The 2021 Premier League Darts begins on Monday 5 April.
Here at Online Darts, we’ll preview every player’s chances in the tournament, and what to expect from them throughout the event.
We now turn to the World Matchplay Champion, Dimitri Van den Bergh…
Since he beat Josh Payne to win the World Youth Championship in 2017 at Butlin’s Minehead, I’ve been fascinated by Dimitri Van den Bergh.
In the crowd for my first ever weekend at the Big Top, I was amazed at the way he owned the stage. He looked a natural born performer.
So it was no real surprise to me when he made the quarter finals of the World Darts Championship just over a month later, losing out to eventual champion Rob Cross in an epic for which I was privileged to be in attendance for once again.
It’s been obvious for a while that the Belgian comes alive in front of the big cameras. Now, Dimitri Van den Bergh looks to dazzle on stage once again, this time in the Premier League.
World Matchplay title sees Van den Bergh in Premier League Darts
That run in November and December 2017 introduced the world to Van den Bergh, and he’s rarely let the bright lights get to him.

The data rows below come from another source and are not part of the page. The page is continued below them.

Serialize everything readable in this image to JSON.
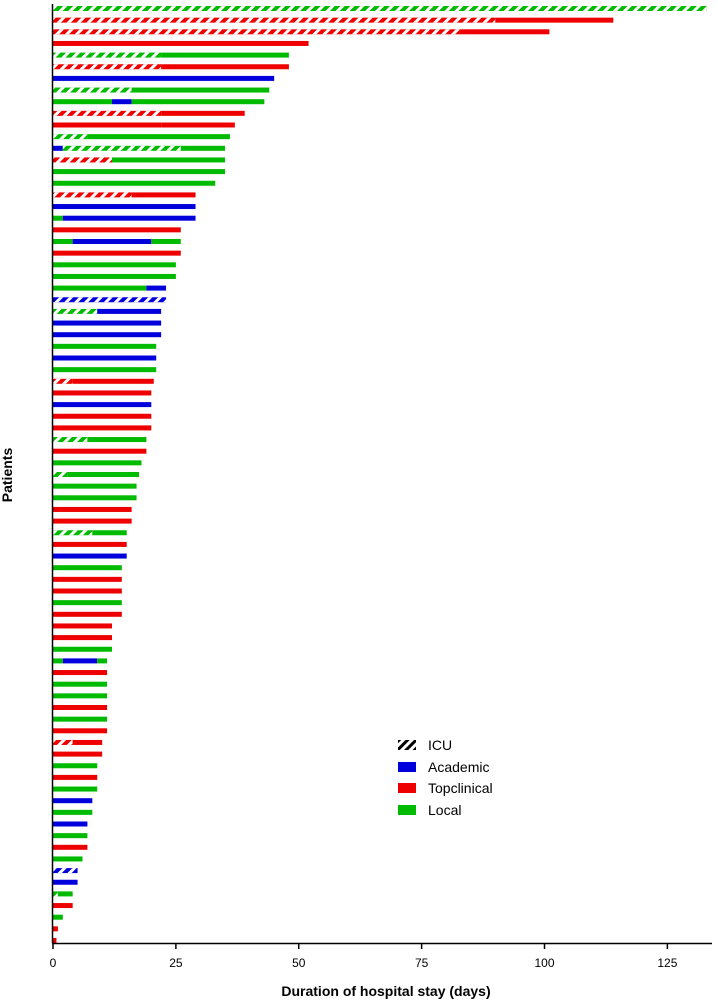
{
  "chart_data": {
    "type": "bar",
    "orientation": "horizontal",
    "xlabel": "Duration of hospital stay (days)",
    "ylabel": "Patients",
    "xlim": [
      0,
      135
    ],
    "xticks": [
      "0",
      "25",
      "50",
      "75",
      "100",
      "125"
    ],
    "legend": {
      "placement": "bottom-right",
      "entries": [
        {
          "key": "icu",
          "label": "ICU"
        },
        {
          "key": "academic",
          "label": "Academic"
        },
        {
          "key": "topclinical",
          "label": "Topclinical"
        },
        {
          "key": "local",
          "label": "Local"
        }
      ]
    },
    "colors": {
      "academic": "#0000dd",
      "topclinical": "#ee0000",
      "local": "#00bb00",
      "axis": "#000000"
    },
    "patients": [
      [
        [
          "L",
          0,
          133,
          1
        ]
      ],
      [
        [
          "T",
          0,
          90,
          1
        ],
        [
          "T",
          90,
          114,
          0
        ]
      ],
      [
        [
          "T",
          0,
          83,
          1
        ],
        [
          "T",
          83,
          101,
          0
        ]
      ],
      [
        [
          "T",
          0,
          52,
          0
        ]
      ],
      [
        [
          "L",
          0,
          22,
          1
        ],
        [
          "L",
          22,
          48,
          0
        ]
      ],
      [
        [
          "T",
          0,
          22,
          1
        ],
        [
          "T",
          22,
          48,
          0
        ]
      ],
      [
        [
          "A",
          0,
          45,
          0
        ]
      ],
      [
        [
          "L",
          0,
          16,
          1
        ],
        [
          "L",
          16,
          44,
          0
        ]
      ],
      [
        [
          "L",
          0,
          12,
          0
        ],
        [
          "A",
          12,
          16,
          0
        ],
        [
          "L",
          16,
          43,
          0
        ]
      ],
      [
        [
          "T",
          0,
          22,
          1
        ],
        [
          "T",
          22,
          39,
          0
        ]
      ],
      [
        [
          "T",
          0,
          22,
          0
        ],
        [
          "T",
          22,
          37,
          0
        ]
      ],
      [
        [
          "L",
          0,
          7,
          1
        ],
        [
          "L",
          7,
          36,
          0
        ]
      ],
      [
        [
          "A",
          0,
          2,
          0
        ],
        [
          "L",
          2,
          26,
          1
        ],
        [
          "L",
          26,
          35,
          0
        ]
      ],
      [
        [
          "T",
          0,
          12,
          1
        ],
        [
          "L",
          12,
          35,
          0
        ]
      ],
      [
        [
          "L",
          0,
          35,
          0
        ]
      ],
      [
        [
          "L",
          0,
          33,
          0
        ]
      ],
      [
        [
          "T",
          0,
          16,
          1
        ],
        [
          "T",
          16,
          29,
          0
        ]
      ],
      [
        [
          "A",
          0,
          29,
          0
        ]
      ],
      [
        [
          "L",
          0,
          2,
          0
        ],
        [
          "A",
          2,
          29,
          0
        ]
      ],
      [
        [
          "T",
          0,
          26,
          0
        ]
      ],
      [
        [
          "L",
          0,
          4,
          0
        ],
        [
          "A",
          4,
          20,
          0
        ],
        [
          "L",
          20,
          26,
          0
        ]
      ],
      [
        [
          "T",
          0,
          26,
          0
        ]
      ],
      [
        [
          "L",
          0,
          25,
          0
        ]
      ],
      [
        [
          "L",
          0,
          25,
          0
        ]
      ],
      [
        [
          "L",
          0,
          19,
          0
        ],
        [
          "A",
          19,
          23,
          0
        ]
      ],
      [
        [
          "A",
          0,
          23,
          1
        ]
      ],
      [
        [
          "L",
          0,
          9,
          1
        ],
        [
          "A",
          9,
          22,
          0
        ]
      ],
      [
        [
          "A",
          0,
          22,
          0
        ]
      ],
      [
        [
          "A",
          0,
          22,
          0
        ]
      ],
      [
        [
          "L",
          0,
          21,
          0
        ]
      ],
      [
        [
          "A",
          0,
          21,
          0
        ]
      ],
      [
        [
          "L",
          0,
          21,
          0
        ]
      ],
      [
        [
          "T",
          0,
          4,
          1
        ],
        [
          "T",
          4,
          20.5,
          0
        ]
      ],
      [
        [
          "T",
          0,
          20,
          0
        ]
      ],
      [
        [
          "A",
          0,
          20,
          0
        ]
      ],
      [
        [
          "T",
          0,
          20,
          0
        ]
      ],
      [
        [
          "T",
          0,
          20,
          0
        ]
      ],
      [
        [
          "L",
          0,
          7,
          1
        ],
        [
          "L",
          7,
          19,
          0
        ]
      ],
      [
        [
          "T",
          0,
          19,
          0
        ]
      ],
      [
        [
          "L",
          0,
          18,
          0
        ]
      ],
      [
        [
          "L",
          0,
          3,
          1
        ],
        [
          "L",
          3,
          17.5,
          0
        ]
      ],
      [
        [
          "L",
          0,
          17,
          0
        ]
      ],
      [
        [
          "L",
          0,
          17,
          0
        ]
      ],
      [
        [
          "T",
          0,
          16,
          0
        ]
      ],
      [
        [
          "T",
          0,
          16,
          0
        ]
      ],
      [
        [
          "L",
          0,
          8,
          1
        ],
        [
          "L",
          8,
          15,
          0
        ]
      ],
      [
        [
          "T",
          0,
          15,
          0
        ]
      ],
      [
        [
          "A",
          0,
          15,
          0
        ]
      ],
      [
        [
          "L",
          0,
          14,
          0
        ]
      ],
      [
        [
          "T",
          0,
          14,
          0
        ]
      ],
      [
        [
          "T",
          0,
          14,
          0
        ]
      ],
      [
        [
          "L",
          0,
          14,
          0
        ]
      ],
      [
        [
          "T",
          0,
          14,
          0
        ]
      ],
      [
        [
          "T",
          0,
          12,
          0
        ]
      ],
      [
        [
          "T",
          0,
          12,
          0
        ]
      ],
      [
        [
          "L",
          0,
          12,
          0
        ]
      ],
      [
        [
          "L",
          0,
          2,
          0
        ],
        [
          "A",
          2,
          9,
          0
        ],
        [
          "L",
          9,
          11,
          0
        ]
      ],
      [
        [
          "T",
          0,
          11,
          0
        ]
      ],
      [
        [
          "L",
          0,
          11,
          0
        ]
      ],
      [
        [
          "L",
          0,
          11,
          0
        ]
      ],
      [
        [
          "T",
          0,
          11,
          0
        ]
      ],
      [
        [
          "L",
          0,
          11,
          0
        ]
      ],
      [
        [
          "T",
          0,
          11,
          0
        ]
      ],
      [
        [
          "T",
          0,
          4,
          1
        ],
        [
          "T",
          4,
          10,
          0
        ]
      ],
      [
        [
          "T",
          0,
          10,
          0
        ]
      ],
      [
        [
          "L",
          0,
          9,
          0
        ]
      ],
      [
        [
          "T",
          0,
          9,
          0
        ]
      ],
      [
        [
          "L",
          0,
          9,
          0
        ]
      ],
      [
        [
          "A",
          0,
          8,
          0
        ]
      ],
      [
        [
          "L",
          0,
          8,
          0
        ]
      ],
      [
        [
          "A",
          0,
          7,
          0
        ]
      ],
      [
        [
          "L",
          0,
          7,
          0
        ]
      ],
      [
        [
          "T",
          0,
          7,
          0
        ]
      ],
      [
        [
          "L",
          0,
          6,
          0
        ]
      ],
      [
        [
          "A",
          0,
          5,
          1
        ]
      ],
      [
        [
          "A",
          0,
          5,
          0
        ]
      ],
      [
        [
          "L",
          0,
          1,
          1
        ],
        [
          "L",
          1,
          4,
          0
        ]
      ],
      [
        [
          "T",
          0,
          4,
          0
        ]
      ],
      [
        [
          "L",
          0,
          2,
          0
        ]
      ],
      [
        [
          "T",
          0,
          1,
          0
        ]
      ],
      [
        [
          "T",
          0,
          0.7,
          0
        ]
      ]
    ]
  }
}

12 months later, he rewrote the history books. The only player to win two World Youth Championships, or do it back to back. Another quarter final appearance at the Worlds earned, as well as a slot as a Premier League contender.
Stepping up to face James Wade in Rotterdam, he led the contest, before settling for a 6-6 draw. After reaching back to back ranking quarter finals at the start of 2020 in the Worlds and UK Open, he moved into Peter Wright’s house throughout the first COVID-19 lockdown.
It turned out to be an inspired decision, as when darts resumed, Van den Bergh created yet more history. He beat Gary Anderson to win the World Matchplay title on debut, becoming the first Belgian to win a ranked PDC TV event, as well as the first World Youth champion to do so.
It was that performance that saw him into the line up as a full time 2021 Premier League player. The question now, is can he replicate that night after night in Milton Keynes like he did in July 2020?
Jack “Gobby” Garwood gives his prediction on what we’ll see from Dimitri Van den Bergh in this year’s Premier League, and where he will finish:
Dimi is somewhat of an enigma.
It defies logic for someone to have such a difference in his TV and floor games, especially as it improves so much the minute he is in front of a camera, Much like his walk on though, it proves one thing. He is a showman.
The charismatic Belgian is potentially the future of this fine sport, and he’s done his time in the darting apprenticeship that is the development tour.
His knee injury means he’s another that we aren’t really sure what to expect from this year. But the field should not take Dimi lightly.
“He ticks every box the PDC needs to grow the game”
Some opinion formers have suggested that Van den Bergh is too inconsistent in the way he plays.
One minute, he can throw the record Grand Slam group average playing at a decent pace. The next, he throws very slowly, and ultimately costs him in a semi final against James Wade that very tournament.
If he can play at a consistent pace, Van den Bergh’s game is a worry for anyone in the field. His scoring ability is excellent, as is his double hitting. He must not overthink how he plays, but just get on with the job.
Van den Bergh has also had surgery to repair a knee injury, sporting a knee brace for the majority of tournaments since the World Matchplay. He still does not look 100% comfortable, and has said he will not be 100% heading into Monday’s first event. How much will it hamper him? We’ll have to see.
The Premier League is not just important for the Belgian though, but for the PDC too. Van den Bergh is fluent in five languages, one of the most humble people you can interview, and is a fantastic young player from a European country. He ticks every box the PDC needs to grow the game. Do well here, and expect to see The Dream Maker in many more exhibition events.
If he were to win the Premier League, Dimitri Van den Bergh would find himself in a new stratosphere in the game of darts.
The question for him, is will the lights shine too bright for the first time on a big stage?